Randa Deluna wants to run for Miss Haskell because she wants to show people to never give up on your dreams. This is her second time running for Miss Haskell. She ran last year against our current Miss Haskell, Alicia Patterson, and “prove to others that she’s willing to fight for what she wants; that she’s not going to give up.” Deluna’s platform is one based on bringing awareness and promoting personal health and wellness issues that plague Indian Country. She also wants to help empower youth still in grade school and to help them further their education beyond high school. Deluna wants people to select her as our next Miss Haskell because she feels she could represent in a humble and good way. “I always have a smile on my face, am very outgoing and love meeting new people.”
Caroline Wiseman has three big reasons on why she wants to run for Miss Haskell. She wants to represent our school as Miss Haskell to help herself professionally and to also improve upon her communication and leadership skills, to use Haskell’s major tribal diversity to share more information on all tribes represented here at school, and finally because there hasn’t been a Miss Haskell who was from an Alaskan tribe and wants to change that. Her platform is one based on multiculturalism and culture diversity. She wants to promote cultural pride and perpetuation of knowledge. She also wants to bring school spirit to Haskell and feels that “by giving more opportunities for people [within Haskell and Lawrence] to share about their cultures and that it would strengthen our school’s community, Lawrence community and Haskell spirit”. She wants people to vote for her because she would love the opportunity to prove herself as a role model at Haskell and have the ability to “promote our university, Indian Country, and the Lawrence community.”
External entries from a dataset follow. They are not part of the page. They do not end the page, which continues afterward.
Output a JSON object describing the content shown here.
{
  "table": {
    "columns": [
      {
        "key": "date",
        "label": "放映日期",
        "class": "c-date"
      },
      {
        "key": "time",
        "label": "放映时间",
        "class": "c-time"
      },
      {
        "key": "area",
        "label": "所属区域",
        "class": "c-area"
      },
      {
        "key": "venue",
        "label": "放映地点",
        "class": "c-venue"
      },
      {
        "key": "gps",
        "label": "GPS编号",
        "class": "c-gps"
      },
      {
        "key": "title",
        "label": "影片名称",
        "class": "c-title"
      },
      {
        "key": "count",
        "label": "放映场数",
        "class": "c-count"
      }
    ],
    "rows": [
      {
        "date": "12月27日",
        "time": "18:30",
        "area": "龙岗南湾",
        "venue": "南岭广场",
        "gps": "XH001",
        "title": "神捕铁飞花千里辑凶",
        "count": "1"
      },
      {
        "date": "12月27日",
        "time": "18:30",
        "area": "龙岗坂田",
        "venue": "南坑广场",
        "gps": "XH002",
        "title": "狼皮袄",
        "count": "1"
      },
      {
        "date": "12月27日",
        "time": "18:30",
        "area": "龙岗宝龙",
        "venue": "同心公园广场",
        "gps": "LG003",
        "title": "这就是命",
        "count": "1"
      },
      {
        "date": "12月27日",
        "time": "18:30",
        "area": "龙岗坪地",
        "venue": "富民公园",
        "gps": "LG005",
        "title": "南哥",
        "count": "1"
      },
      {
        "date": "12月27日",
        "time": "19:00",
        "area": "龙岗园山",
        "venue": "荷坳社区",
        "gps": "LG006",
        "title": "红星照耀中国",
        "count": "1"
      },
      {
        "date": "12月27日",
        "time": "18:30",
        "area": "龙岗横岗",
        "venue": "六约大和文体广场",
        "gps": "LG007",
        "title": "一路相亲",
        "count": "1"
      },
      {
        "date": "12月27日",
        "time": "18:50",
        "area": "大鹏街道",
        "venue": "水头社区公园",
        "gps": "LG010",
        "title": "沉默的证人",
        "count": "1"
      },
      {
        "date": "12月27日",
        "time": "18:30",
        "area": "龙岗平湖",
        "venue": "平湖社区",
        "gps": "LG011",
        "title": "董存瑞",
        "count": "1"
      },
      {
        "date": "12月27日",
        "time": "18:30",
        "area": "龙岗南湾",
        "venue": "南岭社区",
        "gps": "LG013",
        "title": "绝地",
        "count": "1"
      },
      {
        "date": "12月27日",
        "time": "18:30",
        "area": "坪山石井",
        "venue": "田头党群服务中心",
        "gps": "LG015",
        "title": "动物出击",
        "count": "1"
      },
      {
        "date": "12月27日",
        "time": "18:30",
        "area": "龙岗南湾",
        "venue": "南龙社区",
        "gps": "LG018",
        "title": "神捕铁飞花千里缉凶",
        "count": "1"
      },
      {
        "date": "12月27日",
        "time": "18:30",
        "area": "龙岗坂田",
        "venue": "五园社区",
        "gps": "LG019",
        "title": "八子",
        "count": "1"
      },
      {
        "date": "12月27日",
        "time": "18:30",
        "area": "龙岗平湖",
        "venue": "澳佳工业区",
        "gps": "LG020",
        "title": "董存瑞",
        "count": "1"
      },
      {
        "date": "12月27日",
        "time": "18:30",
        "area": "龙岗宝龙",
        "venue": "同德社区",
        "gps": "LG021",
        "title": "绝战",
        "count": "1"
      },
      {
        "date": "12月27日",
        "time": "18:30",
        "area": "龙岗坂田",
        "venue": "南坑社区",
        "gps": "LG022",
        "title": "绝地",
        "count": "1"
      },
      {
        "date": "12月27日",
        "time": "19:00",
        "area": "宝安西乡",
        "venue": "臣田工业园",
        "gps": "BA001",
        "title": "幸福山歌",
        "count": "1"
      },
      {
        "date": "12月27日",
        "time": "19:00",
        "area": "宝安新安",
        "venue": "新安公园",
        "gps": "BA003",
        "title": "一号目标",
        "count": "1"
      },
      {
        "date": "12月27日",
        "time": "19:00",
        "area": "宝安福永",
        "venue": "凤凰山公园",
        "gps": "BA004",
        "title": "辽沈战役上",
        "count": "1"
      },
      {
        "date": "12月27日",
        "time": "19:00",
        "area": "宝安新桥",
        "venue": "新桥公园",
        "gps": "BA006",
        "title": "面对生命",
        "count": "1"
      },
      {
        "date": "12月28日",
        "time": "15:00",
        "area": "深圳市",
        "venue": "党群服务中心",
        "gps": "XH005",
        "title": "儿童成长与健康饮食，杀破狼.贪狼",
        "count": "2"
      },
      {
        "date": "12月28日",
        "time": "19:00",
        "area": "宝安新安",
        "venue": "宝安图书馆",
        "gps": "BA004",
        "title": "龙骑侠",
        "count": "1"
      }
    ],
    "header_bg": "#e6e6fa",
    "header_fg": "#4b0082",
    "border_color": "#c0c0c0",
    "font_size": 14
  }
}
Jamie Colvin is the fourth candidate running for Miss Haskell. She wants to run for Miss Haskell because she wants to fulfill a dream she’s had since she was young. “Ever since I was a little girl and coming to the Commencement powwows and just looked up to her as a role model and feel that I can be that role model that I was shown.” Colvin’s platform is showing our Haskell community that she’s there for everyone and that she cares about our student body. “I’m here to be everyone’s voice and I’m here to implement everyone’s ideas.” She also wants to correct Haskell’s negative image. “We need to stop putting down Haskell because Haskell brings opportunities to our students and to also bring light to opportunities we offer.” Colvin wants voters to know that she is here for all students and that she doesn’t see her campaign as a popularity contest and as well just being Miss Haskell. “I’m here to be the image of Haskell and set the tone and be the voice of all our students.”
Kayla Bointy wants to run for Miss Haskell because she wants to be among the many great people who have walked through Haskell’s doors and advocate on education. She has a firm grounding in traditional values and a “strong reverence for history”. Adding that, “we are surrounded by future leaders, professionals, and business owners, but we cannot succeed without furthering our education.” Bointy wants voters to know that she will be the voice for students, to “…strive to be the best representative for those who are past, present and future”.
Voting begins April 25th during lunch and dinner hours at Curtis Hall and ends April 26th once dinner is done for the night. You must have Haskell ID to vote. Faculty, staff and alumni are also eligible to vote.